Um 1:36 Uhr am Neujahrstag machte Josie den Auftakt für 2024. Sie ist das erste Kind, das in diesem Jahr am Universitätsklinikum des Saarlandes (UKS) in Homburg geboren wurde. Mit 4.050 g Gewicht und einer Körperlänge von 51 cm kam Josie auf die Welt, sie und ihre Mutter Candis sind wohlauf. Das Team der Klinik für Frauenheilkunde, Geburtshilfe und Reproduktionsmedizin freut sich zusammen mit der US-amerikanischen Familie Hamilton über die Geburt.
„Hello, Josie!“ hieß es in den frühen Morgenstunden des noch ganz neuen Jahres am UKS. Als drittes Kind von Candis und Matt Hamilton kam die kleine Dame im Kreißsaal des Homburger Universitätsklinikums zur Welt. Die Familie stammt aus den Vereinigten Staaten und lebt seit sechs Jahren in Ramstein. Es war die erste Geburt für die Familie in Deutschland, Josies ältere Geschwister – ihre Schwester Grace und ihr Bruder Emmett – sind in den Vereinigten Staaten geboren. Für die Geburt von Josie hatten sich die Hamiltons ganz bewusst das UKS ausgesucht. Denn der Familie war es wichtig, dass bei der Geburt ihrer Tochter alle Fachdisziplinen vor Ort sind, um sowohl Kind als auch Mutter eine bestmögliche Versorgung bieten zu können. Aber auch das Menschliche am UKS sei vorbildlich gewesen und besonders von der betreuenden Hebamme sprachen die Hamiltons in den höchsten Tönen. Alle seien sehr nett und freundlich gewesen, man habe sich am UKS sehr sicher und wohl gefühlt. Und auch sprachlich habe man sich ohne Probleme auf Englisch verständigen können.

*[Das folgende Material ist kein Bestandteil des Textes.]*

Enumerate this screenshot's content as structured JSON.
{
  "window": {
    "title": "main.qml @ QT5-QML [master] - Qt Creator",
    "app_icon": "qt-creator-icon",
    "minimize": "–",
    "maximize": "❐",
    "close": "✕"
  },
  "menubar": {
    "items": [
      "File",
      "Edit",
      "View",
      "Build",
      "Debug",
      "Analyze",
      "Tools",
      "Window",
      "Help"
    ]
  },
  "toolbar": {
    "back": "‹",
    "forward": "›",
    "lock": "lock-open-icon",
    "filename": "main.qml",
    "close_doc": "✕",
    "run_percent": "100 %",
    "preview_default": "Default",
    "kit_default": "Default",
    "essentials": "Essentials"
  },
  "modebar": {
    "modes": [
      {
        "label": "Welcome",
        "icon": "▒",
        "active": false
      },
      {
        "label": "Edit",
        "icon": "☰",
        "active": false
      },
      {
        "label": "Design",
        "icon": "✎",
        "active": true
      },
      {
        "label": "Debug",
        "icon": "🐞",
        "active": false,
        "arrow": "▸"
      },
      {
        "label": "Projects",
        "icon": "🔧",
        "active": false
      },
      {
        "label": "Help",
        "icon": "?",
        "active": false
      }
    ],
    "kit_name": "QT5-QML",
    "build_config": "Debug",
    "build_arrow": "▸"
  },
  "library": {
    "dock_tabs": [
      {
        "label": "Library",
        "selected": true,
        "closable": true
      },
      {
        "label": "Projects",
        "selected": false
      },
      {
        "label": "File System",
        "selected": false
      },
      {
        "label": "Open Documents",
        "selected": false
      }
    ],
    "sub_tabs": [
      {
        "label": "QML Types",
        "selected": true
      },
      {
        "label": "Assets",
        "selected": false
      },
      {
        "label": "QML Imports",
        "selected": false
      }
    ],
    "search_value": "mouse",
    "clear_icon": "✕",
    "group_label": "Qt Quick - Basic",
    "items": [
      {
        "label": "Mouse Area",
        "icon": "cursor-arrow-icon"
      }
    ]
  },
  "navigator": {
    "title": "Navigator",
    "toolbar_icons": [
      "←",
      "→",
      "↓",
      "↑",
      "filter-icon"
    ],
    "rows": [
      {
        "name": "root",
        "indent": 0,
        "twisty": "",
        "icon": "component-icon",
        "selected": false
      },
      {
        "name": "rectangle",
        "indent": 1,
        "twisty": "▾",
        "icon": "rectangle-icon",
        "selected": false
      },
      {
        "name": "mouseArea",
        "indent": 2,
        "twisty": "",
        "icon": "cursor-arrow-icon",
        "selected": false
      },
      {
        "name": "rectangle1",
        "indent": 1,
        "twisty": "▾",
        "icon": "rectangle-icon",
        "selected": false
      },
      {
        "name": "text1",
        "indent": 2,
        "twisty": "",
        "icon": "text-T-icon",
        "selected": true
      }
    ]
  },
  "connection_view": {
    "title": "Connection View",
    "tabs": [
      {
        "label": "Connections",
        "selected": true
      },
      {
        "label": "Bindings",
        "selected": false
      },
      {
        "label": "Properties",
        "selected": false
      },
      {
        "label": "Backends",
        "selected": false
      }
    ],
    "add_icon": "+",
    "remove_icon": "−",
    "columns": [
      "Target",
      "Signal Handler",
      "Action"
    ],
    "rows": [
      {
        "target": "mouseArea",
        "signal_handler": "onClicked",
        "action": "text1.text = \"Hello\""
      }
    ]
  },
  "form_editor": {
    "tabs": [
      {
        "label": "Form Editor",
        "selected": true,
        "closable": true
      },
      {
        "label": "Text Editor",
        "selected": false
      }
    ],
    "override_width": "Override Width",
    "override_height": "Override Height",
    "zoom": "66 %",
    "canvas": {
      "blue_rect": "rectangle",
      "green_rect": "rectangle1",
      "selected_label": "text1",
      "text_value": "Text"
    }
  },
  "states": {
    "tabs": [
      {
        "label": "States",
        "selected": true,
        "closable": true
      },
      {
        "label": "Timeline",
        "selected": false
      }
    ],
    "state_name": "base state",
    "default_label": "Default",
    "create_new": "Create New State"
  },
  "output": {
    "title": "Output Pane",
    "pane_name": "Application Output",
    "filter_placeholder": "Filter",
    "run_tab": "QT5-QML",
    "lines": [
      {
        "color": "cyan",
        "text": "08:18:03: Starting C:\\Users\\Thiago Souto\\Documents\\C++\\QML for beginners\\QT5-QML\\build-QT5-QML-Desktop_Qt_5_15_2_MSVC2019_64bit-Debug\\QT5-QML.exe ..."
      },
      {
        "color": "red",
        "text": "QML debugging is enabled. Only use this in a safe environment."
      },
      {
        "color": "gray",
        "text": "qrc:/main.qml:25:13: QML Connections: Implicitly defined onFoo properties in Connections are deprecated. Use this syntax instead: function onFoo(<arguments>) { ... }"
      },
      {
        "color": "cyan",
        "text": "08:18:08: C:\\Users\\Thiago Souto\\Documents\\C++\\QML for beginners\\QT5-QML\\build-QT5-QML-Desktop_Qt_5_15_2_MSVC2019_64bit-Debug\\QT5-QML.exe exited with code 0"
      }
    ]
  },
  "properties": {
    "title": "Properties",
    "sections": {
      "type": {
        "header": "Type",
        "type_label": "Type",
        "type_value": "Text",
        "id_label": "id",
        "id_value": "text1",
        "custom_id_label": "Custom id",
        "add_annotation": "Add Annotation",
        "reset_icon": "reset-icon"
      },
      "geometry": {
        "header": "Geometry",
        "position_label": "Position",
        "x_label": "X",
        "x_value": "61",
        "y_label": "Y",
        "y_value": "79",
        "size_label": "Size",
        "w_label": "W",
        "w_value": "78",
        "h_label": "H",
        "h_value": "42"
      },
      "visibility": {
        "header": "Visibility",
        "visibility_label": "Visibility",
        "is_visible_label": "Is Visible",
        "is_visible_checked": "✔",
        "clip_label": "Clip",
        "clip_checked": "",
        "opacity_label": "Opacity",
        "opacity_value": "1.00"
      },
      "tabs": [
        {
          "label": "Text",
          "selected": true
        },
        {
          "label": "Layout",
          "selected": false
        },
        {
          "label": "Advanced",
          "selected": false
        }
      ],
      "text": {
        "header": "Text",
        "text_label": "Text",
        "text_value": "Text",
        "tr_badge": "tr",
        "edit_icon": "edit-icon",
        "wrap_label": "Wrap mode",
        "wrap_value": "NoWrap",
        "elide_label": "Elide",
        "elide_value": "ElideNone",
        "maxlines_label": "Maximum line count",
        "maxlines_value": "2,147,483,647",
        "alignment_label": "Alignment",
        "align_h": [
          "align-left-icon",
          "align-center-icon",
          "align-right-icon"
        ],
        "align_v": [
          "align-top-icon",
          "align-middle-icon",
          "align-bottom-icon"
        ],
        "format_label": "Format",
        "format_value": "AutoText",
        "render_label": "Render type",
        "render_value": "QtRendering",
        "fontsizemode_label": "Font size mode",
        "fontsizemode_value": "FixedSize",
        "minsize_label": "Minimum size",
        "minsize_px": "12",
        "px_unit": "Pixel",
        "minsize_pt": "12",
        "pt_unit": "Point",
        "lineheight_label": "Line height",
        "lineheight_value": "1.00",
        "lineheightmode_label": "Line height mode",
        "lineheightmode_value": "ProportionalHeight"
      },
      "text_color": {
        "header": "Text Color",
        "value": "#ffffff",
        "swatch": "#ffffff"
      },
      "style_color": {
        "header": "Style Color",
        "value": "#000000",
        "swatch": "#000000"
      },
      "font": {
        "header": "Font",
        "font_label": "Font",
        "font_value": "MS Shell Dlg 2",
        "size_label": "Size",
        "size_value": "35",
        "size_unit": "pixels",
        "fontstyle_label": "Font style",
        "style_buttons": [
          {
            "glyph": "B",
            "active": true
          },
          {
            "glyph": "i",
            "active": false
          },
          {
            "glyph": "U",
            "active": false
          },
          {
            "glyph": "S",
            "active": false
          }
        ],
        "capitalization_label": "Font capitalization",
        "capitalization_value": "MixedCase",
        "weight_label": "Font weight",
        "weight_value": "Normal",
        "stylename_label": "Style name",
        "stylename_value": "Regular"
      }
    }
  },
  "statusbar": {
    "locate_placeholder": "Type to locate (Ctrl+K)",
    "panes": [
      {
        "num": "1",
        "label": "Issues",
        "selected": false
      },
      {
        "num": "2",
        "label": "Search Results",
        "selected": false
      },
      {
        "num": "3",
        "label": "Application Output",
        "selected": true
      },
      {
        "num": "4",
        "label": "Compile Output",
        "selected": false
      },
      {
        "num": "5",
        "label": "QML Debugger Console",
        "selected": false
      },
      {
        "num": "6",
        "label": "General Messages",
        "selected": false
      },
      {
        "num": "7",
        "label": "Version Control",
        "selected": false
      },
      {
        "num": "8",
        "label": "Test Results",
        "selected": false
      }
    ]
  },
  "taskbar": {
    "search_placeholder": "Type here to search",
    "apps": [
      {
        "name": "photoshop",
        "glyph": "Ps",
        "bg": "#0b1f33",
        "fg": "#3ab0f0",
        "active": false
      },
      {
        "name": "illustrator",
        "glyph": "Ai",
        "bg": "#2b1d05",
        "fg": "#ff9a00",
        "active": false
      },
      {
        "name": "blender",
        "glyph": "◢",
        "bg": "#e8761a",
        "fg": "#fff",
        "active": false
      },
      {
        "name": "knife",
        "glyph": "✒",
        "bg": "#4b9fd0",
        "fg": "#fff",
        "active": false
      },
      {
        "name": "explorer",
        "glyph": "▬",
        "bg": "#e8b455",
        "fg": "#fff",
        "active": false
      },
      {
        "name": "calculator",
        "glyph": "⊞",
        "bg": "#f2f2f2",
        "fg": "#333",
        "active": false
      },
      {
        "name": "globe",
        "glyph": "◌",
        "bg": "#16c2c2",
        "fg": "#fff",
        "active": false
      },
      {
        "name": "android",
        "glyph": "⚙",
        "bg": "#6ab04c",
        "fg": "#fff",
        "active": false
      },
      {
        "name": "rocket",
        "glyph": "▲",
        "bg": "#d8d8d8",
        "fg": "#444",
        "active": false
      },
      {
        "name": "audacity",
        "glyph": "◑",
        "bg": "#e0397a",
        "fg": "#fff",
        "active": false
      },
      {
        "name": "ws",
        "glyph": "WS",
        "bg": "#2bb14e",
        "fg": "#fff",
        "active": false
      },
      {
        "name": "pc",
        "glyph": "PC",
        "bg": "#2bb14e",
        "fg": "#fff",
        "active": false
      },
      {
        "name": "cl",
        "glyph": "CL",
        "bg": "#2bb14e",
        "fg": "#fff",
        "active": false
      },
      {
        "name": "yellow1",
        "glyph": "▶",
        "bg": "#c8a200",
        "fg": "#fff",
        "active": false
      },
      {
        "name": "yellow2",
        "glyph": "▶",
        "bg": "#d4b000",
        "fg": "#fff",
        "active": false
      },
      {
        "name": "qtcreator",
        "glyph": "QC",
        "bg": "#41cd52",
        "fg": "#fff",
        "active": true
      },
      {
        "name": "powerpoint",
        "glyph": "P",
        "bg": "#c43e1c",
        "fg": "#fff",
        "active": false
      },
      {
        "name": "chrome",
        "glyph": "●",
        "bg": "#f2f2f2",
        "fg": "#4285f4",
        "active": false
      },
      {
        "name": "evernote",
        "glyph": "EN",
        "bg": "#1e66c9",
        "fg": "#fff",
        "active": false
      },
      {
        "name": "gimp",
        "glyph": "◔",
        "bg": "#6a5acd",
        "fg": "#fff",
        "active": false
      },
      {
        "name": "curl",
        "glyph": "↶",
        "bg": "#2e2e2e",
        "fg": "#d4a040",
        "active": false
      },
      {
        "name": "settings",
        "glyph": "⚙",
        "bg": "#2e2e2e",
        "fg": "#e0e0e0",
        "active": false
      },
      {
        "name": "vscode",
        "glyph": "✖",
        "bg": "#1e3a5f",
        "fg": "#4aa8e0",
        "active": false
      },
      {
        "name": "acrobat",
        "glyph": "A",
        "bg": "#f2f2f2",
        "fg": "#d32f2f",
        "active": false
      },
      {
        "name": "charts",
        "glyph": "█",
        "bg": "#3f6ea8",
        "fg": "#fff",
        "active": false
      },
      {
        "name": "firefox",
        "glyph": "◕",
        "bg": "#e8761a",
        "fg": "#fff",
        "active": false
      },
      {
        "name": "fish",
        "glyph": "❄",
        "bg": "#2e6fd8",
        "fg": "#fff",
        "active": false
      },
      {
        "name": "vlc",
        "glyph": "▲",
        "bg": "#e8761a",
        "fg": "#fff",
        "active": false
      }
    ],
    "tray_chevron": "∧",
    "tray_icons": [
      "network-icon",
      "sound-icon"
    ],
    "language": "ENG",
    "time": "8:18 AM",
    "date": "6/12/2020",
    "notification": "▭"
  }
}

Das Team der Klinik für Frauenheilkunde, Geburtshilfe und Reproduktionsmedizin (Direktor: Prof. Dr. Erich-Franz Solomayer) weiß, wie wichtig sowohl die fachliche Kompetenz als auch die familiäre Atmosphäre für die Familien sind. Für das vergangene Jahr verzeichnet die Klinik insgesamt 1.469 Geburten, davon 48 Zwillingsgeburten. Doch auch für das extrem routinierte Team ist jede Geburt letztendlich etwas Besonderes, gerade wenn es die erste in einem neuen Jahr ist. „Wir freuen uns an solchen Tagen immer doppelt, einmal nach der Geburt an sich und dann wieder, wenn wir kurz darauf mit der Familie für ein Erinnerungsfoto zusammenkommen“, sagt der Stellvertretende Klinikdirektor Dr. Bashar Haj Hamoud. „In unserer Geburtshilfe haben wir sehr engagierte Kolleginnen und Kollegen, die auch in stressigen Situationen immer das Wohl der Kinder und Mütter im Blick behalten. Und bei solchen Anlässen wie heute können wir dann auch einmal kurz innehalten und uns am Glück der Familien erfreuen.“
Hintergrundinformationen zur Klinik für Frauenheilkunde, Geburtshilfe und Reproduktionsmedizin:
Die familienorientierte und sanfte Geburtshilfe, mit maximaler Sicherheit für Mutter und Kind, ist ein Schwerpunkt der Klinik. Seit vielen Jahren spielt die Universitäts-Frauenklinik eine richtungsweisende Rolle in der Perinatologie (Perinatalzentrum Level 1). Die Klinik bietet personell wie strukturell – in engster Zusammenarbeit mit der Klinik für Allgemeine Pädiatrie und Neonatologie – die optimalen Voraussetzungen, Frauen mit Früh- und Risikogeburten sowie deren Neugeborene rundum sicher zu versorgen. Während der Schwangerschaft werden Risikopatientinnen durch das Perinatalzentrum (DEGUM III Kursleiter) umfassend betreut (z.B. durch Dopplersonographie, Fruchtwasseruntersuchungen, intrauterine Bluttransfusionen).
Im Kinderwunschzentrum werden Paare mit unerfülltem Kinderwunsch behandelt. Im Rahmen der Diagnostik und Therapie werden bevorzugt minimalinvasive Untersuchungs- oder Operationstechniken eingesetzt. Dabei arbeitet die Klinik eng mit anderen Kliniken oder Instituten des UKS wie Urologie, Humangenetik und Psychosomatik zusammen. So kann eine individuelle und umfassende Behandlung angeboten werden.